State Data Privacy Laws May Well Be Unconstitutional
Constitutional constraints and the borderless nature of data make a federal approach more appealing
While Congress continues to debate various data privacy proposals, some states are moving ahead with their own legislation. California, for instance, recently enacted the California Consumer Privacy Act (CCPA), which will go into effect on January 1, 2020. Meanwhile, other states have also either passed (Maine and Nevada) or are considering (Massachusetts and New York) their own data privacy laws.
Without some kind of coordinating mechanism across the nation, data privacy could be governed by a potentially messy patchwork of different state and local privacy laws. In addition, these state laws, like the CCPA, may not even be constitutional. Indeed, in a new paper for the Federalist Society’s Regulatory Transparency Project, TechFreedom’s Ian Adams and I argue that the CCPA and similar proposed state and local data privacy laws raise a number of serious constitutional concerns.
To begin with, these laws may unfairly burden consumers and businesses outside of the state that enacted them, thus likely making them unconstitutional under the legal doctrine known as the Dormant Commerce Clause, one element of which generally prohibits states from regulating interstate commerce.
There are also potential First Amendment problems. Courts have ruled that First Amendment speech guarantees, while not absolute, require governments that limit speech to show they have a compelling interest in doing so—a very high standard to meet. In this case, any new data protection regulations—whether federal, state, or local—could place content-based restrictions on free expression (for example, by treating data differently depending on how it’s being used). Other free speech issues could arise when laws, in the name of protecting someone’s privacy, require digital platforms to delete others’ content or make information less available, such as a European Union–style right to be forgotten.
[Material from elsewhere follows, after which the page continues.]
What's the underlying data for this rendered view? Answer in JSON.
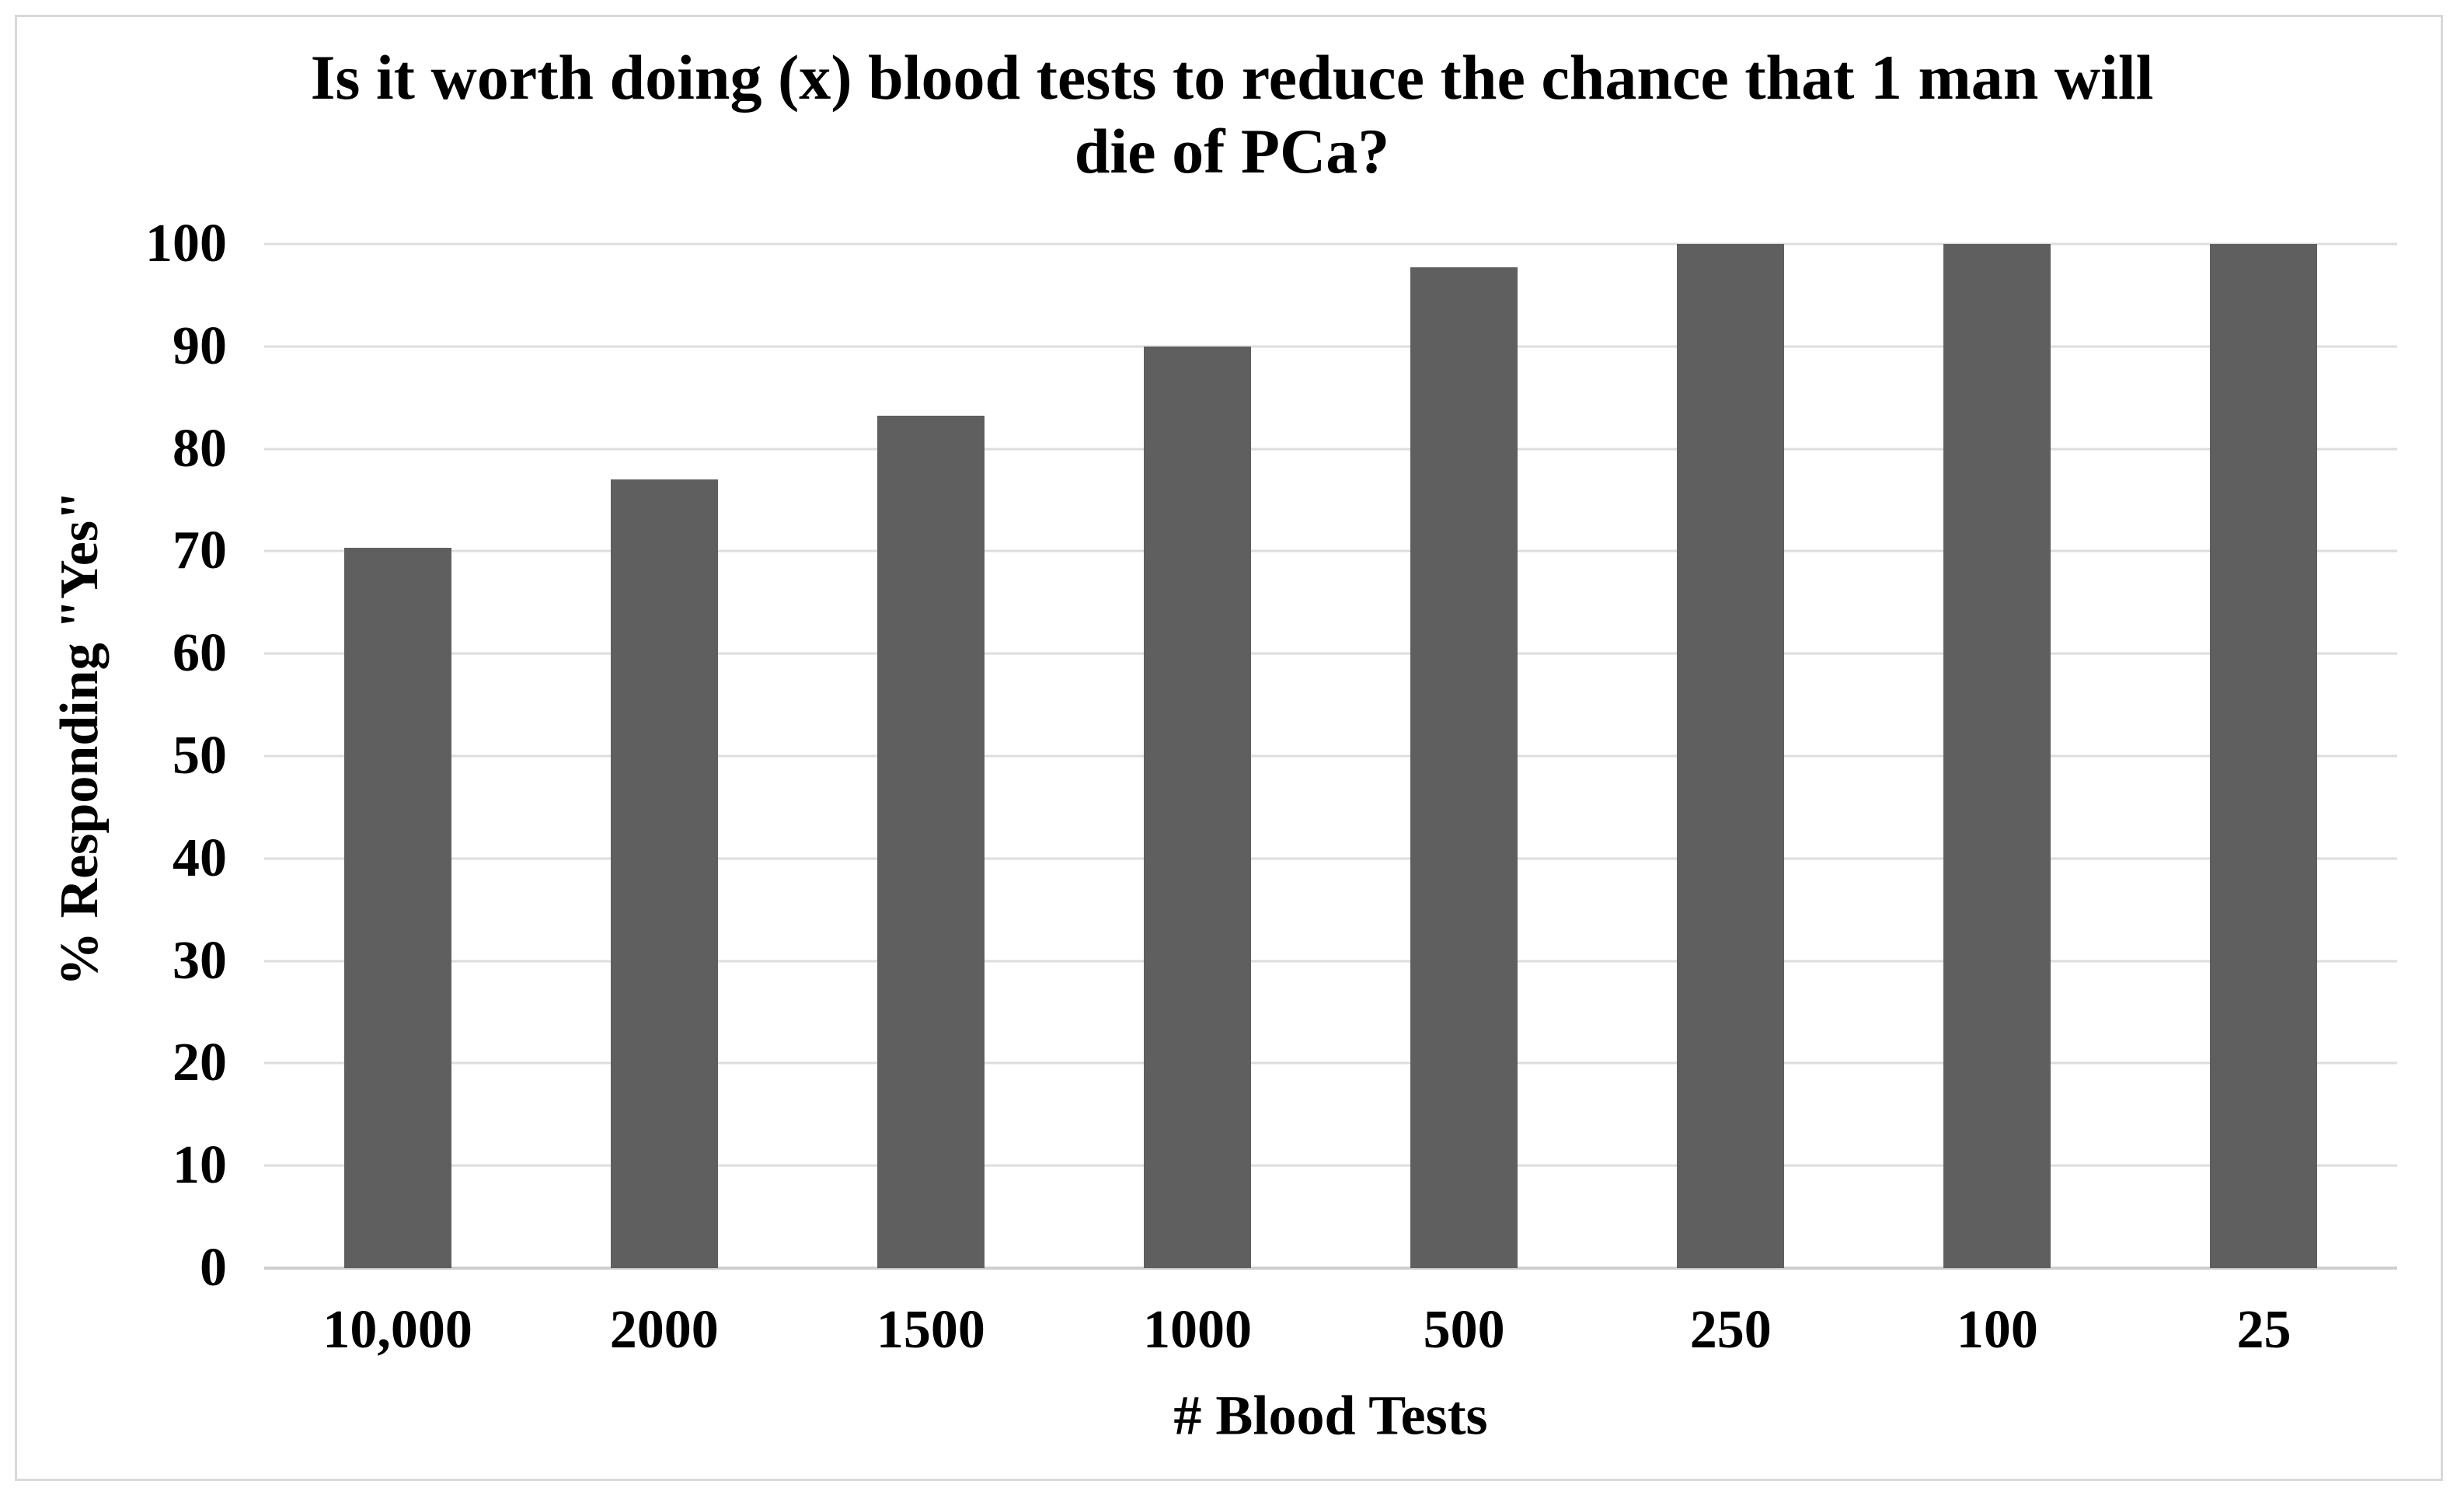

Finally, these laws could run afoul of existing federal statutes that regulate privacy in areas such as financial information, healthcare records, and children’s data. Some federal laws allow states to add their own privacy requirements, but in doing so these state laws could still create conflicts that make it difficult (if not impossible) to comply with both federal and state statutes. If a requirement in a state law ends up conflicting with one in a federal statute, then the federal requirement generally applies. This is owing to the Constitution’s Supremacy Clause, which generally prioritizes federal over state law. As a result, those parts of state and local data privacy laws that conflict with federal statutes could be voided by courts, making them less comprehensive than they may initially appear.
In addition to these constitutional issues, state data privacy laws are also raising broader policy questions. For instance, the highly regulatory CCPA law is a dramatic shift away from what, up to this point, has been a very light, or “permissionless,” federal regulatory policy, which generally allows firms to innovate without seeking government approval.
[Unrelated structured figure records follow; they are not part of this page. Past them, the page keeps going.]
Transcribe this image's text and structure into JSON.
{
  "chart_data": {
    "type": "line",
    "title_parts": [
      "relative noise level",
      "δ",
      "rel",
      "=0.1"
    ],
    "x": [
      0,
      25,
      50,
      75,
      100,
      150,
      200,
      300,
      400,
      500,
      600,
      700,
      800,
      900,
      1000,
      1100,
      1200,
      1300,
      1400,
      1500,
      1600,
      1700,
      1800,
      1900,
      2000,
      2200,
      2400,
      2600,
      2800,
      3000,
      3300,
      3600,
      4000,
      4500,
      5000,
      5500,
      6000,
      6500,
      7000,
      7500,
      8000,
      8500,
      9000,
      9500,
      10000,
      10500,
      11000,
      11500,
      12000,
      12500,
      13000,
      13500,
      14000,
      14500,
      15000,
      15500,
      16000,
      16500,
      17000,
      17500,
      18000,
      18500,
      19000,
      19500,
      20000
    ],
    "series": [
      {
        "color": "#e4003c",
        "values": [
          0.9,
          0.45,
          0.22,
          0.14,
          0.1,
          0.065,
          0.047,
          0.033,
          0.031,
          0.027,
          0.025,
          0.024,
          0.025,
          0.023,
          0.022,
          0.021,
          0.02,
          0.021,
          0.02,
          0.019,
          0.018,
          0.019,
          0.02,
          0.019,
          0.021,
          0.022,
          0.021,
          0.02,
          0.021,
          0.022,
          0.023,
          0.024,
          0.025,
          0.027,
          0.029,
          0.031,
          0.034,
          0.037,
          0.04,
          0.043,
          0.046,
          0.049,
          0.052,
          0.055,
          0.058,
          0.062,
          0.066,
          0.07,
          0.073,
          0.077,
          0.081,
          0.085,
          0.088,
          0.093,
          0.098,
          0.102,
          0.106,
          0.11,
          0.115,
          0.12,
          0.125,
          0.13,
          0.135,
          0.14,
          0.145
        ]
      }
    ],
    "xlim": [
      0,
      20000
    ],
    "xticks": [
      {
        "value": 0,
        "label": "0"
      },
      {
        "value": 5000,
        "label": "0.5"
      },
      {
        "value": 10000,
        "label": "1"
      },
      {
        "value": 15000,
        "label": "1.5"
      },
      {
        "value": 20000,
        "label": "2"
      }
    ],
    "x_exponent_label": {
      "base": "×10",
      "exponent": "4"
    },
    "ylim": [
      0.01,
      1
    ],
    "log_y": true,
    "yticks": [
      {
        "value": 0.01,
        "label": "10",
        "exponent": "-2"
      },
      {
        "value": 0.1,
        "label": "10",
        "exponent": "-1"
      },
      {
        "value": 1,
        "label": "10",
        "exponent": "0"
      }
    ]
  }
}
Changing this permissionless regulatory landscape could have a huge impact on the ability of the United States to continue being the leader in many technology areas going forward. Indeed, one huge reason the United States is the leader in innovation and the birthplace of most existing digital technologies is because of its permissionless federal approach to technology regulation, which dates back to the early days of the internet. A shift to a more regulatory approach could lock in big existing players (larger companies such as Facebook or Google) who are better able to absorb regulatory costs while placing insurmountable burdens on smaller upstarts. Additionally, regulations could eliminate options that some consumers prefer in favor of a one-size-fits all approach.
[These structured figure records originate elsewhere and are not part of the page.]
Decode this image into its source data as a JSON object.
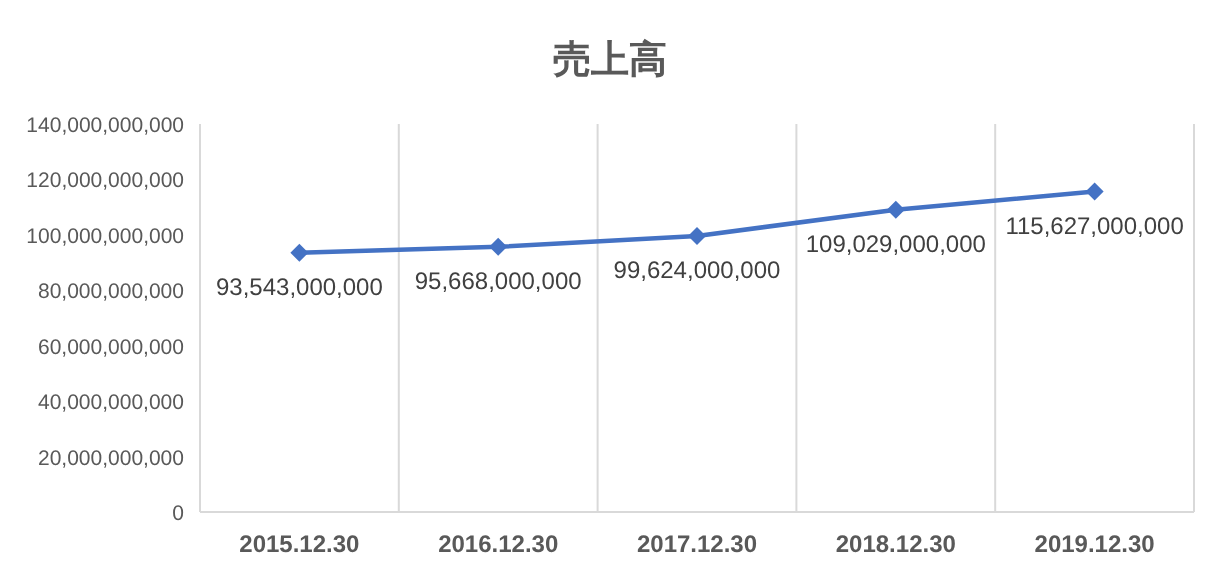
{
  "chart_data": {
    "type": "line",
    "title": "売上高",
    "categories": [
      "2015.12.30",
      "2016.12.30",
      "2017.12.30",
      "2018.12.30",
      "2019.12.30"
    ],
    "series": [
      {
        "color": "#4472c4",
        "values": [
          93543000000,
          95668000000,
          99624000000,
          109029000000,
          115627000000
        ],
        "value_labels": [
          "93,543,000,000",
          "95,668,000,000",
          "99,624,000,000",
          "109,029,000,000",
          "115,627,000,000"
        ]
      }
    ],
    "ylim": [
      0,
      140000000000
    ],
    "yticks": [
      0,
      {
        "value": 20000000000,
        "label": "20,000,000,000"
      },
      {
        "value": 40000000000,
        "label": "40,000,000,000"
      },
      {
        "value": 60000000000,
        "label": "60,000,000,000"
      },
      {
        "value": 80000000000,
        "label": "80,000,000,000"
      },
      {
        "value": 100000000000,
        "label": "100,000,000,000"
      },
      {
        "value": 120000000000,
        "label": "120,000,000,000"
      },
      {
        "value": 140000000000,
        "label": "140,000,000,000"
      }
    ],
    "grid": "x",
    "marker": "diamond",
    "line_style": "solid"
  }
}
Instead of a state patchwork approach, a national framework for data privacy protection is a far better and constitutionally appropriate solution. But a national policy needs to clearly define the harms it seeks to address and balance any potential benefits from privacy protection with possible harms in areas such as free speech and innovation.
In the absence of congressional action, it is likely that more states will continue to consider and enact their own laws like the CCPA and that courts may soon have to grapple with the constitutional questions associated with them. Much easier would be to act on the federal level because of the borderless nature of data and the need by businesses and consumers for regulatory uniformity.